To combat math underperformance among incoming STEM majors, Rice University designed a summer bridge program with National Science Foundation (NSF) S-STEM funding that included an intensive calculus course. Students invited to participate in the program were identified as being underprepared for STEM classes based on their standardized test scores, high school STEM coursework, and socioeconomic status. One of the program’s goals is to improve students’ preparation for the advanced math courses required for all STEM majors at Rice. The bridge program is designed to teach the material that has historically been most challenging for underprepared students, meaning the math content covered primarily second-semester calculus topics. We explored the impact of bridge program participation on math performance in first and second-semester math. First, we examined group differences in math preparation. Though program administrators attempt to create equivalent bridge and comparison groups, the bridge program is optional, meaning group assignment is not completely random. Bridge students were less prepared than comparison students on number of high school calculus AP (or equivalent) credits received. We analyzed group differences in final class grades from 2012-2017 among the comparison group, the bridge group, and the rest of the class (i.e. non-comparison and nonbridge), standardizing grades using Z-scores. Planned contrasts found that bridge students performed slightly better than, but not significantly different from, comparison students in first semester math. Conversely, planned contrasts found that the bridge group significantly outperformed the comparison group in second-semester math. These results suggest that bridge program exposure to calculus may improve performance relative to a comparison group, which is especially noteworthy because bridge students are the least math-prepared STEM students entering the university. Future research will analyze outcomes in more advanced math classes. We will use these findings to refine the bridge program’s approach to teaching students how to succeed at collegiate-level math classes and, ultimately, as STEM majors at Rice. 

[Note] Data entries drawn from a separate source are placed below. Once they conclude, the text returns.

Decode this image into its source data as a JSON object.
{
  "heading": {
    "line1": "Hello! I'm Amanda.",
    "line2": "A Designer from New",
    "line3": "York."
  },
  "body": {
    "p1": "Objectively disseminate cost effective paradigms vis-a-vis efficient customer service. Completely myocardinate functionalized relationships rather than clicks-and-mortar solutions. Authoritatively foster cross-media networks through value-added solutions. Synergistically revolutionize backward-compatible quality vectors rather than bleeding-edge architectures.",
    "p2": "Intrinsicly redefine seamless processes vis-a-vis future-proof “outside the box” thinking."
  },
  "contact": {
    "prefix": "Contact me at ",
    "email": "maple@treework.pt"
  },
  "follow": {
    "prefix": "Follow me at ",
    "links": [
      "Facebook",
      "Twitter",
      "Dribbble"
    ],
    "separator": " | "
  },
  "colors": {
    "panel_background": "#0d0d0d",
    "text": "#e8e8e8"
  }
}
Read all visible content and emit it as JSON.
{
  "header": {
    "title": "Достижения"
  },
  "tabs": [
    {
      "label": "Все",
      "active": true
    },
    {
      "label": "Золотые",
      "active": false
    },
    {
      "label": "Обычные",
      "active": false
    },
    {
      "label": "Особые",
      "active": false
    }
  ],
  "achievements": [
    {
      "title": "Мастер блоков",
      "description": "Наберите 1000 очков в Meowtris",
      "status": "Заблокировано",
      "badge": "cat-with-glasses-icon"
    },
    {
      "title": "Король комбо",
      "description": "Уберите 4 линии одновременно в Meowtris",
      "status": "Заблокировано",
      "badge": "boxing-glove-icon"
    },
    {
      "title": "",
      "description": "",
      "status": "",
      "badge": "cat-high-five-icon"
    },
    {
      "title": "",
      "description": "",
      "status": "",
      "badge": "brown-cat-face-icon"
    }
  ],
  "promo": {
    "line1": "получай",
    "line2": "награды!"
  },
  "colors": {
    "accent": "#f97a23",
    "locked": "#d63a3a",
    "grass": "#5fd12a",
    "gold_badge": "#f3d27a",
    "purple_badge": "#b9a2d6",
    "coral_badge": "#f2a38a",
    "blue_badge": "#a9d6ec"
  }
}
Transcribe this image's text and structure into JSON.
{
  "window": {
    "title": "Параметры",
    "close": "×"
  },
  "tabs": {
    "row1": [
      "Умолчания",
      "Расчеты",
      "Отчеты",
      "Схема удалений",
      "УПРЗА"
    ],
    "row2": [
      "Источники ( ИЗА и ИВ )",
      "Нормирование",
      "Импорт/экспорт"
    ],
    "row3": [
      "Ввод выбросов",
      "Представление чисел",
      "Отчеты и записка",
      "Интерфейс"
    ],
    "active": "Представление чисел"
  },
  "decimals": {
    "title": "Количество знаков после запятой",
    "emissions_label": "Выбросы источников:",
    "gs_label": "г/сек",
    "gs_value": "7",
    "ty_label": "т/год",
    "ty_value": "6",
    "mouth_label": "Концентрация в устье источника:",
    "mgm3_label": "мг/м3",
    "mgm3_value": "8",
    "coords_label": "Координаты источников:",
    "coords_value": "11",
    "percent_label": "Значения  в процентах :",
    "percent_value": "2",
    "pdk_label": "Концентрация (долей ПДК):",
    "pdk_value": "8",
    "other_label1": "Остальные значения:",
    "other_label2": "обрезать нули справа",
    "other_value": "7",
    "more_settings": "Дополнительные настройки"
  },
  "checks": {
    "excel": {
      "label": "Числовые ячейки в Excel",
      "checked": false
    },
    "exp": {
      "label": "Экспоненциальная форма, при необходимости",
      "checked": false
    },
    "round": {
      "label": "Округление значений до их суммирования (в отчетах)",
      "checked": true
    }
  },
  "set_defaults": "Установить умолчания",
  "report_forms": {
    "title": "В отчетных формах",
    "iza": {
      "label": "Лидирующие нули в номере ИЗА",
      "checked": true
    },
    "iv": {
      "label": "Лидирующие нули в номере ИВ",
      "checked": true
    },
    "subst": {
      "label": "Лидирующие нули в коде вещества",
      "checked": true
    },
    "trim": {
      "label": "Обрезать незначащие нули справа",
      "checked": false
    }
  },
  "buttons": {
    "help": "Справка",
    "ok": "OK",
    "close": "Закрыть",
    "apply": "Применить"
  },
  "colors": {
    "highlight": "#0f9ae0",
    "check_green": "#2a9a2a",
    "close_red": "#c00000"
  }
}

In this research-based paper, we discuss the development of a measure of Rice University students’ STEM study strategies and then explore the measure’s correlation with several important psychological outcomes in a sample of underprepared first-year STEM students (n=94). STEM attrition remains a pressing concern nationally, particularly for students who took less rigorous STEM courses in high school, a population that disproportionally comprises underrepresented minorities. The authors developed an 11-item measure of STEM-specific study strategies, termed the STEM Study Strategies Questionnaire. We explored STEM-specific identity, self-efficacy, and career aspirations, as well as perceived utility of attaining a STEM degree, using a model based on Eccles and Wigfield’s (2002) expectancy-value framework of achievement. An exploratory factor analysis found a four-factor solution to the newly developed scale: Group Work in STEM, Active STEM Learning, Interactions with STEM Professors, and STEM Exam Familiarity. The authors found significant moderate to strong correlations among all psychological variables, as well as with the Group Work and STEM Exam Familiarity factors. Next steps for this research are to develop further measure items to capture each of the four factors and to conduct confirmatory analyses on different samples of STEM students, both those who are relatively underprepared and appropriately prepared for college STEM coursework.